In your upload page:
session_start();
In the page where you handle the upload:
$genpasscode = mysql_real_escape_string(sha1($row['name'].time().session_id()));
// No need for the slow, whacky while loop, insert immediately
// Optionally you can destroy the session id
If you do destroy the session id, that would mean there's a very slim chance that another client can generate the same session id so I wouldn't advice that. I'd just allow the session to expire.
Your question is:
does this work the way I intend it to?
Well, I'd say... yes, it does work, but it could be optimized.
Database
To make sure to not have the same value in the field passcode on the database layer, add a unique key to this:
/* SQL */
ALTER TABLE `yourtable` ADD UNIQUE `passcode` (`passcode`);
(duplicate key handling has to be taken care of than ofc)
Code
To wait a second until a new Hash is created, is ok, but if you're talking heavy load, then a single second might be a tiny eternity. Therefore I'd rather add another component to the sha1-part of your code, maybe a file id from the same database record, userid or whatever which makes this really unique.

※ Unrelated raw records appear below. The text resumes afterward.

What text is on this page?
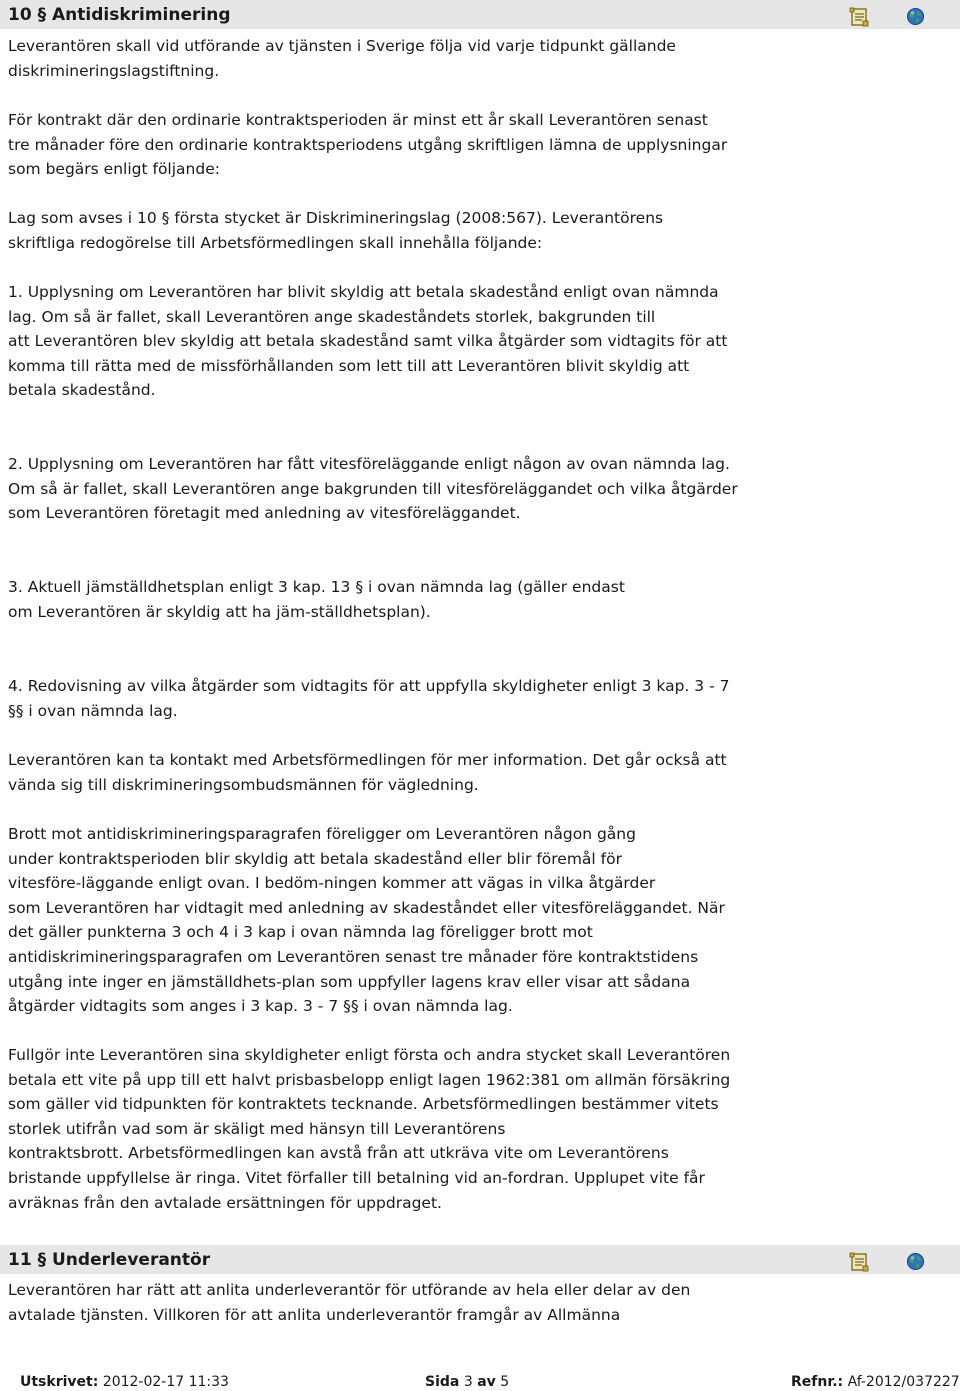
10 § Antidiskriminering

Leverantören skall vid utförande av tjänsten i Sverige följa vid varje tidpunkt gällande
diskrimineringslagstiftning.

För kontrakt där den ordinarie kontraktsperioden är minst ett år skall Leverantören senast
tre månader före den ordinarie kontraktsperiodens utgång skriftligen lämna de upplysningar
som begärs enligt följande:

Lag som avses i 10 § första stycket är Diskrimineringslag (2008:567). Leverantörens
skriftliga redogörelse till Arbetsförmedlingen skall innehålla följande:

1. Upplysning om Leverantören har blivit skyldig att betala skadestånd enligt ovan nämnda
lag. Om så är fallet, skall Leverantören ange skadeståndets storlek, bakgrunden till
att Leverantören blev skyldig att betala skadestånd samt vilka åtgärder som vidtagits för att
komma till rätta med de missförhållanden som lett till att Leverantören blivit skyldig att
betala skadestånd.

2. Upplysning om Leverantören har fått vitesföreläggande enligt någon av ovan nämnda lag.
Om så är fallet, skall Leverantören ange bakgrunden till vitesföreläggandet och vilka åtgärder
som Leverantören företagit med anledning av vitesföreläggandet.

3. Aktuell jämställdhetsplan enligt 3 kap. 13 § i ovan nämnda lag (gäller endast
om Leverantören är skyldig att ha jäm-ställdhetsplan).

4. Redovisning av vilka åtgärder som vidtagits för att uppfylla skyldigheter enligt 3 kap. 3 - 7
§§ i ovan nämnda lag.

Leverantören kan ta kontakt med Arbetsförmedlingen för mer information. Det går också att
vända sig till diskrimineringsombudsmännen för vägledning.

Brott mot antidiskrimineringsparagrafen föreligger om Leverantören någon gång
under kontraktsperioden blir skyldig att betala skadestånd eller blir föremål för
vitesföre-läggande enligt ovan. I bedöm-ningen kommer att vägas in vilka åtgärder
som Leverantören har vidtagit med anledning av skadeståndet eller vitesföreläggandet. När
det gäller punkterna 3 och 4 i 3 kap i ovan nämnda lag föreligger brott mot
antidiskrimineringsparagrafen om Leverantören senast tre månader före kontraktstidens
utgång inte inger en jämställdhets-plan som uppfyller lagens krav eller visar att sådana
åtgärder vidtagits som anges i 3 kap. 3 - 7 §§ i ovan nämnda lag.

Fullgör inte Leverantören sina skyldigheter enligt första och andra stycket skall Leverantören
betala ett vite på upp till ett halvt prisbasbelopp enligt lagen 1962:381 om allmän försäkring
som gäller vid tidpunkten för kontraktets tecknande. Arbetsförmedlingen bestämmer vitets
storlek utifrån vad som är skäligt med hänsyn till Leverantörens
kontraktsbrott. Arbetsförmedlingen kan avstå från att utkräva vite om Leverantörens
bristande uppfyllelse är ringa. Vitet förfaller till betalning vid an-fordran. Upplupet vite får
avräknas från den avtalade ersättningen för uppdraget.

11 § Underleverantör

Leverantören har rätt att anlita underleverantör för utförande av hela eller delar av den
avtalade tjänsten. Villkoren för att anlita underleverantör framgår av Allmänna

Utskrivet: 2012-02-17 11:33	Sida 3 av 5	Refnr.: Af-2012/037227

If you don't have a unique id at hand, you still can fall back to a random number rand-function in php.
I don't think mysql_real_escape_string is needed in this context. The sha1 returns a 40-character hexadecimal number anyway, even if there are some bad characters in your rows.
$genpasscode = sha1(rand().$row['name'].time());
...should suffice.
Style
Two times the passcode generation code is used in your code sample. Start cleaning this up in moving this into a function.

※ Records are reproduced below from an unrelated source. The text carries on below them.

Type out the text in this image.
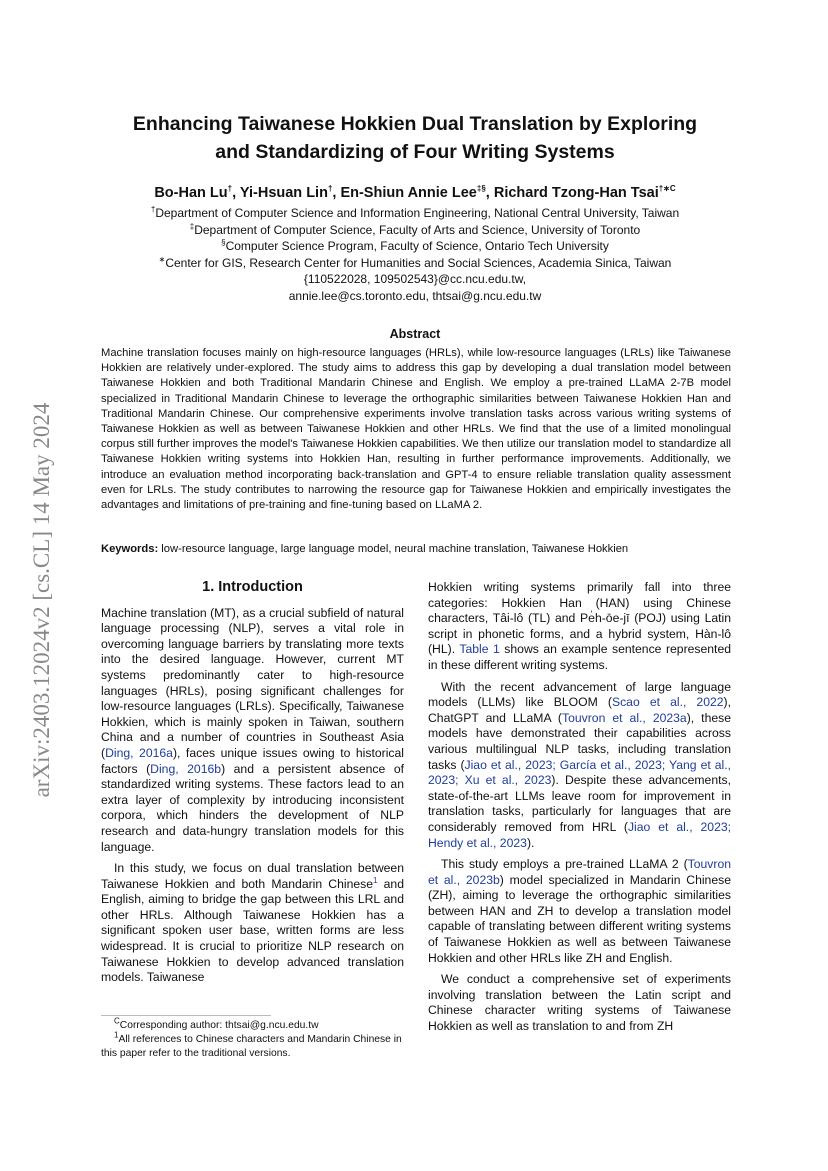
arXiv:2403.12024v2 [cs.CL] 14 May 2024
Enhancing Taiwanese Hokkien Dual Translation by Exploring
and Standardizing of Four Writing Systems
Bo-Han Lu†, Yi-Hsuan Lin†, En-Shiun Annie Lee‡§, Richard Tzong-Han Tsai$^{\dagger∗C}$
†Department of Computer Science and Information Engineering, National Central University, Taiwan
‡Department of Computer Science, Faculty of Arts and Science, University of Toronto
§Computer Science Program, Faculty of Science, Ontario Tech University
∗Center for GIS, Research Center for Humanities and Social Sciences, Academia Sinica, Taiwan
{110522028, 109502543}@cc.ncu.edu.tw,
annie.lee@cs.toronto.edu, thtsai@g.ncu.edu.tw
Abstract
Machine translation focuses mainly on high-resource languages (HRLs), while low-resource languages (LRLs) like Taiwanese Hokkien are relatively under-explored. The study aims to address this gap by developing a dual translation model between Taiwanese Hokkien and both Traditional Mandarin Chinese and English. We employ a pre-trained LLaMA 2-7B model specialized in Traditional Mandarin Chinese to leverage the orthographic similarities between Taiwanese Hokkien Han and Traditional Mandarin Chinese. Our comprehensive experiments involve translation tasks across various writing systems of Taiwanese Hokkien as well as between Taiwanese Hokkien and other HRLs. We find that the use of a limited monolingual corpus still further improves the model's Taiwanese Hokkien capabilities. We then utilize our translation model to standardize all Taiwanese Hokkien writing systems into Hokkien Han, resulting in further performance improvements. Additionally, we introduce an evaluation method incorporating back-translation and GPT-4 to ensure reliable translation quality assessment even for LRLs. The study contributes to narrowing the resource gap for Taiwanese Hokkien and empirically investigates the advantages and limitations of pre-training and fine-tuning based on LLaMA 2.
Keywords: low-resource language, large language model, neural machine translation, Taiwanese Hokkien
1. Introduction

Machine translation (MT), as a crucial subfield of natural language processing (NLP), serves a vital role in overcoming language barriers by translating more texts into the desired language. However, current MT systems predominantly cater to high-resource languages (HRLs), posing significant challenges for low-resource languages (LRLs). Specifically, Taiwanese Hokkien, which is mainly spoken in Taiwan, southern China and a number of countries in Southeast Asia (Ding, 2016a), faces unique issues owing to historical factors (Ding, 2016b) and a persistent absence of standardized writing systems. These factors lead to an extra layer of complexity by introducing inconsistent corpora, which hinders the development of NLP research and data-hungry translation models for this language.

In this study, we focus on dual translation between Taiwanese Hokkien and both Mandarin Chinese$^1$ and English, aiming to bridge the gap between this LRL and other HRLs. Although Taiwanese Hokkien has a significant spoken user base, written forms are less widespread. It is crucial to prioritize NLP research on Taiwanese Hokkien to develop advanced translation models. Taiwanese

Hokkien writing systems primarily fall into three categories: Hokkien Han (HAN) using Chinese characters, Tâi-lô (TL) and Pe̍h-ōe-jī (POJ) using Latin script in phonetic forms, and a hybrid system, Hàn-lô (HL). Table 1 shows an example sentence represented in these different writing systems.

With the recent advancement of large language models (LLMs) like BLOOM (Scao et al., 2022), ChatGPT and LLaMA (Touvron et al., 2023a), these models have demonstrated their capabilities across various multilingual NLP tasks, including translation tasks (Jiao et al., 2023; García et al., 2023; Yang et al., 2023; Xu et al., 2023). Despite these advancements, state-of-the-art LLMs leave room for improvement in translation tasks, particularly for languages that are considerably removed from HRL (Jiao et al., 2023; Hendy et al., 2023).

This study employs a pre-trained LLaMA 2 (Touvron et al., 2023b) model specialized in Mandarin Chinese (ZH), aiming to leverage the orthographic similarities between HAN and ZH to develop a translation model capable of translating between different writing systems of Taiwanese Hokkien as well as between Taiwanese Hokkien and other HRLs like ZH and English.

We conduct a comprehensive set of experiments involving translation between the Latin script and Chinese character writing systems of Taiwanese Hokkien as well as translation to and from ZH

$^C$Corresponding author: thtsai@g.ncu.edu.tw
$^1$All references to Chinese characters and Mandarin Chinese in this paper refer to the traditional versions.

$genpasscode = gen_pc(row['name']);
...
function gen_pc($x)
{
return sha1($row[rand().$x.time());
}
If I'd do it, I'd do it differently, I'd use the session_id() to avoid duplicates as good as possible. This way you wouldn't need to loop and communicate with your database in that loop possibly several times.
You can add unique constraint to your table.
ALTER TABLE files ADD UNIQUE (passcode);
PS: You can use microtime or uniqid to make the passcode more unique.
Edit:
You make your best to generate a unique value in php, and unique constraint is used to guarantee that at database side. If your unique value is very unique, but in very rare case it failed to be unique, just feel free to give the message like The system is busy now. Please try again:).